Hari ibu
Ibu Pendidik Dan Pembentuk Generasi Bangsa
Tak mengherankan, bila segala yang berasal dan bersumber dari peradaban Barat dianggap sebagai sebuah "kebenaran mutlak".
Ibu Pendidik Dan Pembentuk Generasi Bangsa
Oleh Prof. Dr. H. Jalaluddin
Mantan Rektor IAIN (UIN) Raden Fatah Palembang
Peradaban Barat bagaikan "mercu suar" bagi peradaban dunia.
Tak mengherankan, bila segala yang berasal dan bersumber dari peradaban Barat dianggap sebagai sebuah "kebenaran mutlak".
Pokoknya "sempurna" tanpa cacat sedikitpun, dan langsung disepakati secara aklamasi.
Sama sekali tak perlu diusut atau dipertanyakan terlebih dahulu latar belakang perkembangannya.
Termasuk di dalamnya mengenai bagaimana mereka menempatkan posisi kaum perempuan. serta perlakuan terhadap kaum Hawa ini.
Padahal bila ditelusuri secara cermat, kondisi kehidupan perempuan sangat bertolak belakang dengan kemajuan maupun tingkat peradaban yang dicapai Dunia Barat.

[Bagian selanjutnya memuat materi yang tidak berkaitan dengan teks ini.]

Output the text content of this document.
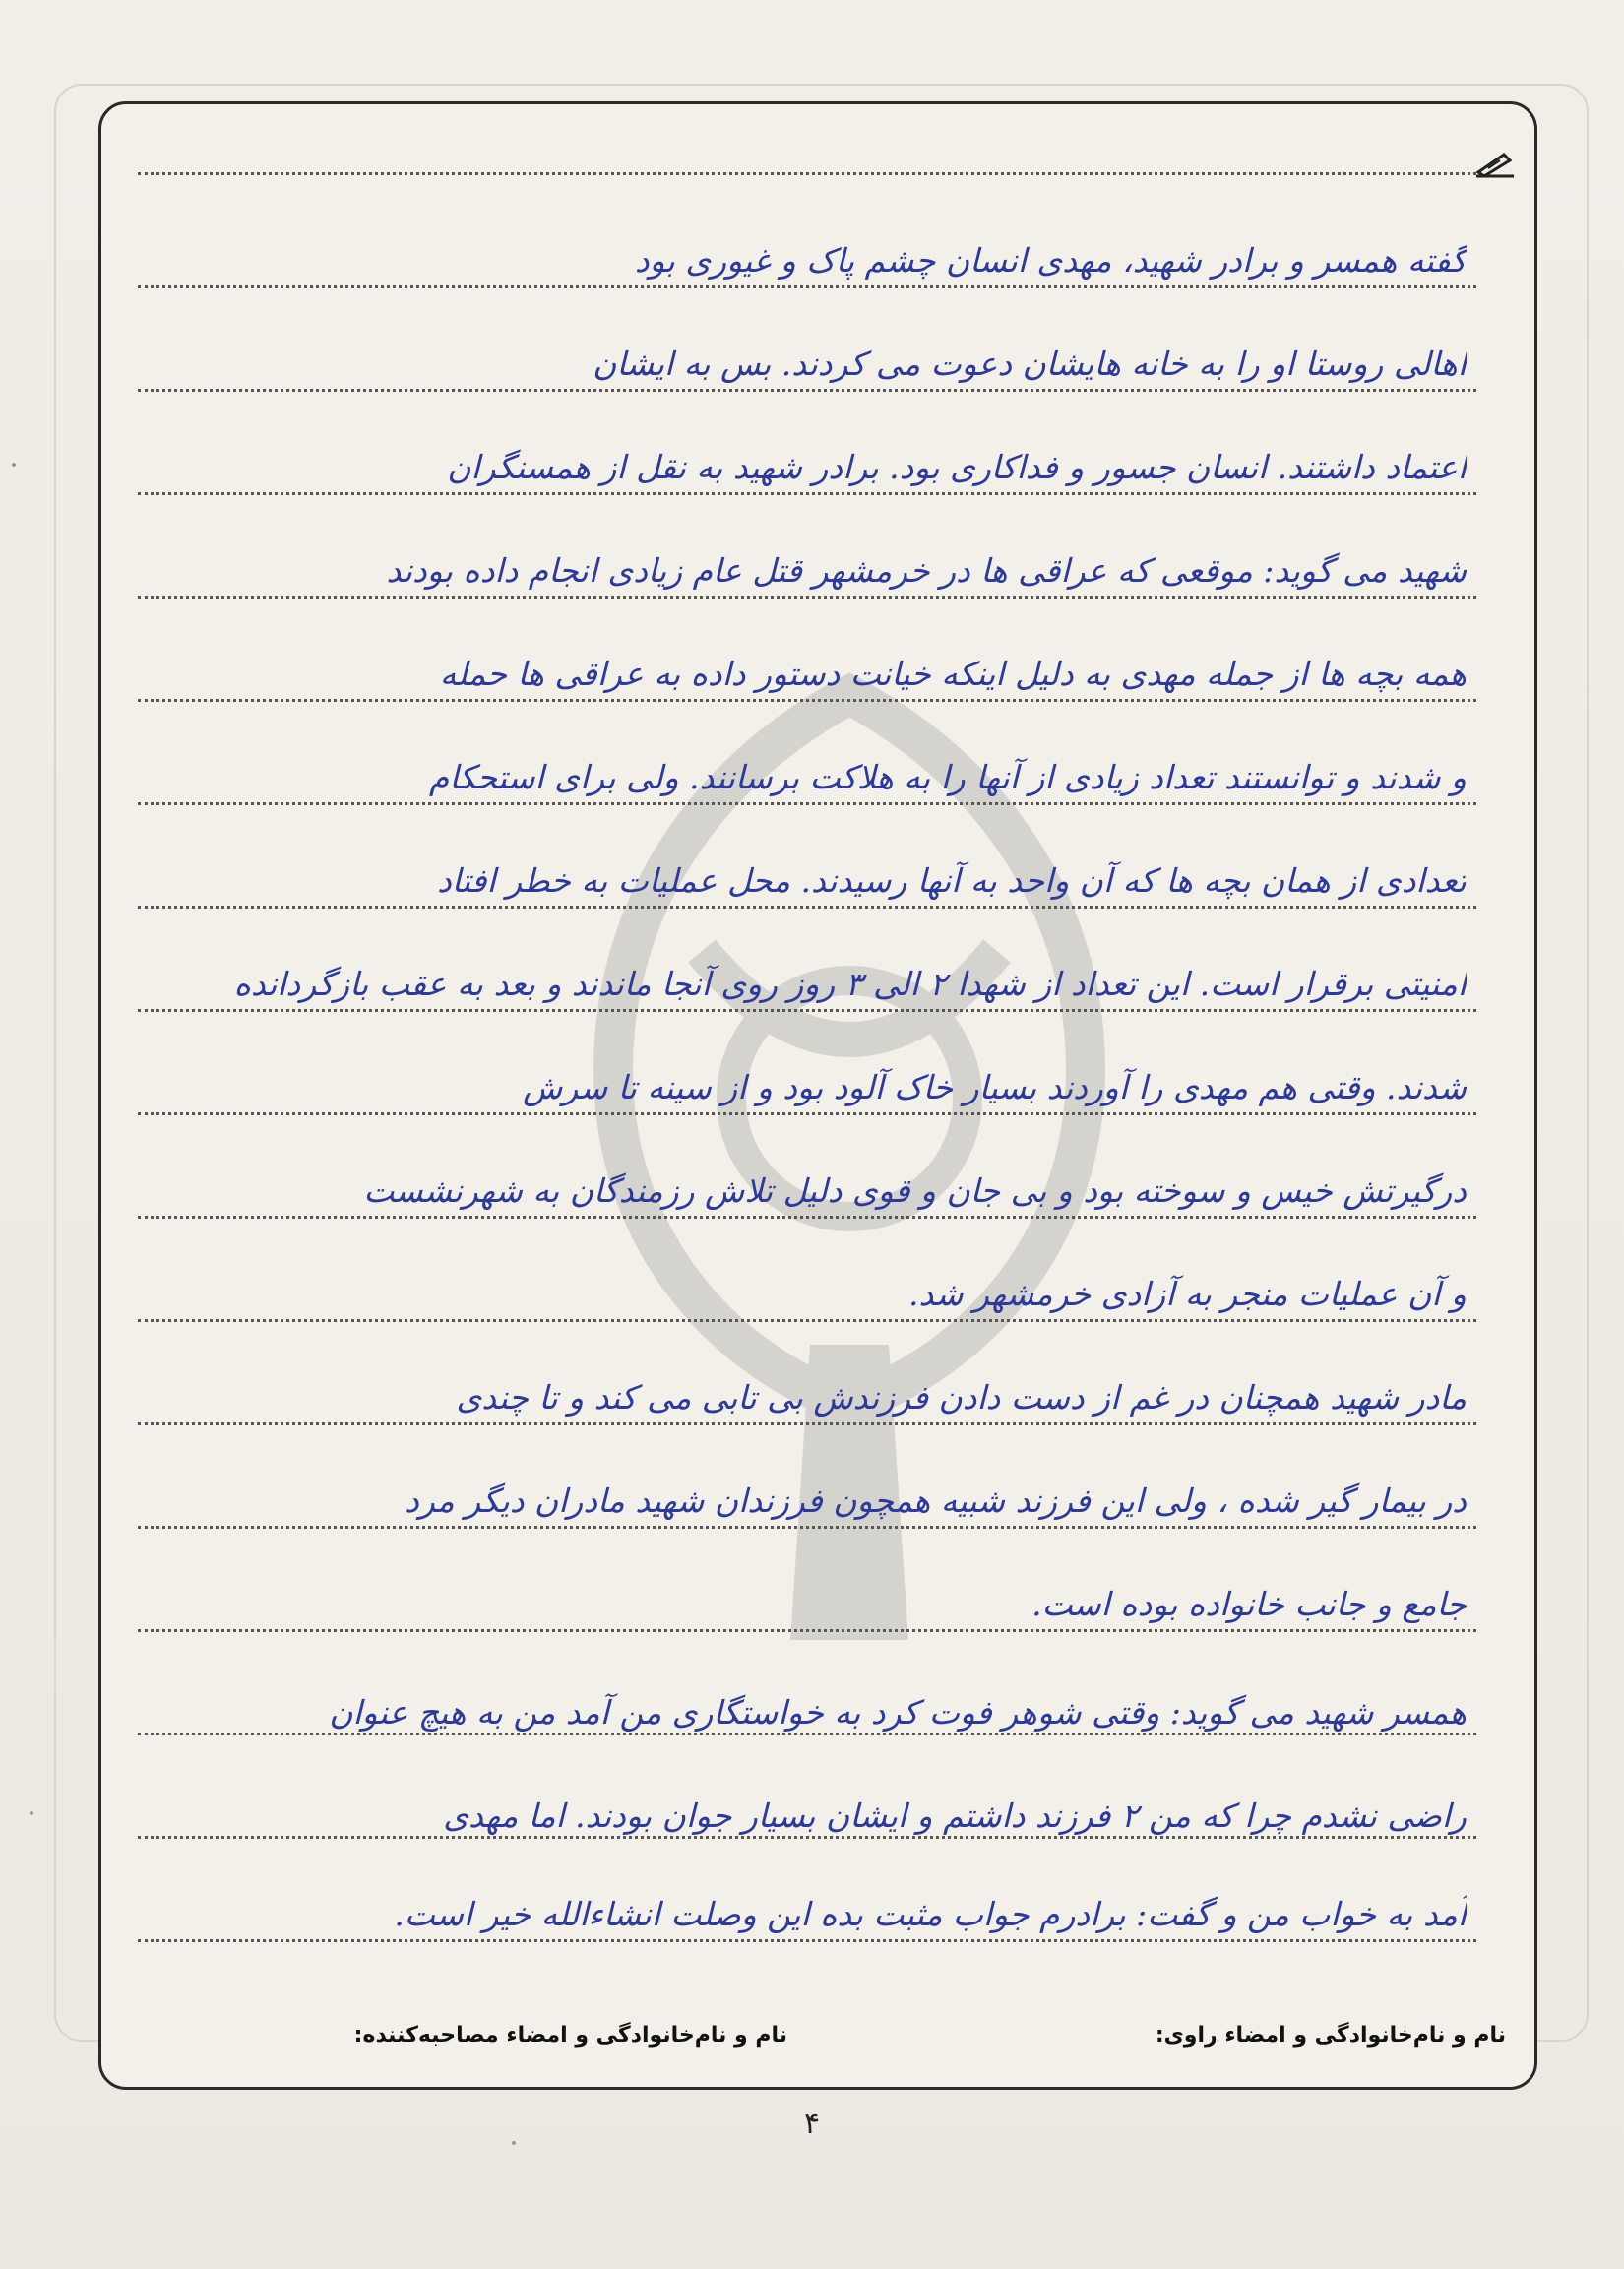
گفته همسر و برادر شهید، مهدی انسان چشم پاک و غیوری بود
اهالی روستا او را به خانه هایشان دعوت می کردند. بس به ایشان
اعتماد داشتند. انسان جسور و فداکاری بود. برادر شهید به نقل از همسنگران
شهید می گوید: موقعی که عراقی ها در خرمشهر قتل عام زیادی انجام داده بودند
همه بچه ها از جمله مهدی به دلیل اینکه خیانت دستور داده به عراقی ها حمله
و شدند و توانستند تعداد زیادی از آنها را به هلاکت برسانند. ولی برای استحکام
تعدادی از همان بچه ها که آن واحد به آنها رسیدند. محل عملیات به خطر افتاد
امنیتی برقرار است. این تعداد از شهدا ۲ الی ۳ روز روی آنجا ماندند و بعد به عقب بازگردانده
شدند. وقتی هم مهدی را آوردند بسیار خاک آلود بود و از سینه تا سرش
درگیرتش خیس و سوخته بود و بی جان و قوی دلیل تلاش رزمندگان به شهرنشست
و آن عملیات منجر به آزادی خرمشهر شد.
مادر شهید همچنان در غم از دست دادن فرزندش بی تابی می کند و تا چندی
در بیمار گیر شده ، ولی این فرزند شبیه همچون فرزندان شهید مادران دیگر مرد
جامع و جانب خانواده بوده است.
همسر شهید می گوید: وقتی شوهر فوت کرد به خواستگاری من آمد من به هیچ عنوان
راضی نشدم چرا که من ۲ فرزند داشتم و ایشان بسیار جوان بودند. اما مهدی
آمد به خواب من و گفت: برادرم جواب مثبت بده این وصلت انشاءالله خیر است.
نام و نام‌خانوادگی و امضاء راوی:
نام و نام‌خانوادگی و امضاء مصاحبه‌کننده:
۴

Sepanjang Abad Pertengahan, kaum perempuan masih mengalami nasib yang memperihatinkan.
Hingga tahun 1805, peraturan Inggris masih mengakui hak suami untuk menjual istrinya.
Bahkan hingga tahun 1882 wanita Inggris belum mempunyai hak kepemilikan harta benda secara penuh, dan hak menuntut ke pengadilan (M. Quraish Shihab, 1996).
Sebuah kilasan utuh dari gambaran buram kaum perempuan. Seiring dengan munculnya Revolusi Perancis yang menggemakan teriakan slogan "Liberte, Egalite, Fraternite" (kemerdekaan, persamaan, persaudaraan) ikut mencuatkan "geliat" kaum perempuan untuk keluar dari "pasungan peradaban" yang mereka alami.
Kaum perempuan berusaha untuk menciptakan kondisi baru yang dianganangankan bakal menjadi kondisi yang lebih baik dan bermartabat.
Gaung Revolusi Perancis ikut memberi andil bagi penyadaran nilai-nilai kemanusiaan masyarakat Barat (Eropa).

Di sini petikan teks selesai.